Calorie Facts That You Might Overlook
All types of food are not created equal.
1 g of carbohydrate has 4 calories
1 g of protein has 4 calories
1 g of fat has 9 calories!
Per unit of weight, fat has more than twice the calories of carbohydrate and protein.
The news about fat gets worse. In order to convert dietary fat into body fat, the body needs to expend only 2.5 calories to store 100 fat calories. It's easy for the body to store the fat in your diet as body fat. However, in order to convert and store 100 calories of dietary protein or carbohydrate as fat the body must use 23 calories, nearly 10 times the amount it uses to store an equal amount of fat.
If it's available the body will always choose to store fat rather than carbohydrate or protein. The obvious message is to be very selective about the fat you choose to consume, especially if you are trying to lose weight
Wonderful Web Sites
Activity Calorie Calculators
To show the caloric cost of various activities based on your body weight would mean pages and pages of tables in this book. Fortunately, there are some excellent web sites, which provide accurate caloric information, taking into account the type and duration of the activity and your body weight.
One useful site is The Fitness Jumpsite at www.primusweb.com/fitnesspartner/.
Once there, click on the "activity calorie calculator" and you can have access to the caloric cost of 158 different activities based on your own body weight.
A similar service is provided by A.D.A.M. at http://avera.adam.com/pages/tools/cal_burn.htm
This site provides the calorie cost of a wide range of recreational and sporting activities.
The Caloric Content of Food and Beverages
A web site, which will be very useful to you in checking the calories in familiar foods, can be found at www.calorieking.com/. This site has a database of over 40,000 foods, but the outstanding feature involves fast food and can be accessed by clicking on "Create a Meal". Using excellent graphics you can get complete caloric information from any combination of meals available at leading fast food franchises including McDonalds, Pizza Hut and Starbucks. Because this is web based it is constantly updated to keep pace with new products.

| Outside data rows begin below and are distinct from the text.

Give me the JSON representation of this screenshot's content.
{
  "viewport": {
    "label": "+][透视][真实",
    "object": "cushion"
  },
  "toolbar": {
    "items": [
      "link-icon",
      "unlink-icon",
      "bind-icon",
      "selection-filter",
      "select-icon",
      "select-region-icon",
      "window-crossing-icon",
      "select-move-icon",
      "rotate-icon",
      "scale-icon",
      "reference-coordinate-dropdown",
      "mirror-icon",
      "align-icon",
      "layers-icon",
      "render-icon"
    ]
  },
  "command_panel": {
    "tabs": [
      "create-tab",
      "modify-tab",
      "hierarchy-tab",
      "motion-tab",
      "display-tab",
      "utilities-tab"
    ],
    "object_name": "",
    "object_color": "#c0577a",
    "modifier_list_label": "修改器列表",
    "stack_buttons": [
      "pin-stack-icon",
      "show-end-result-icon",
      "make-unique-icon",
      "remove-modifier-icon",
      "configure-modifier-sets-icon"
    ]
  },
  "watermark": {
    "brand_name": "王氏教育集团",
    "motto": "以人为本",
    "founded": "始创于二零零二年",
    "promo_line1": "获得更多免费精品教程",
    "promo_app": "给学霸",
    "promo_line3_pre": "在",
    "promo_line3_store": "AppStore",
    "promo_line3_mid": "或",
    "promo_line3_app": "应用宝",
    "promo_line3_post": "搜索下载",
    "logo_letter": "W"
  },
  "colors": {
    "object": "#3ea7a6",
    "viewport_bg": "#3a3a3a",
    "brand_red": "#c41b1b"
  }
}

A web site, which combines both nutritional and caloric information of foods and beverages along with the caloric cost of exercise, can be found at www.fitday.com. This site enables you to set weight loss goals and then track your progress numerically and visually in the form of graphs and charts. The site is packed with information and is a good example of effective use of web-based technology. It's not for everyone, but for those who are analytical and hungry for information, it's Nirvana.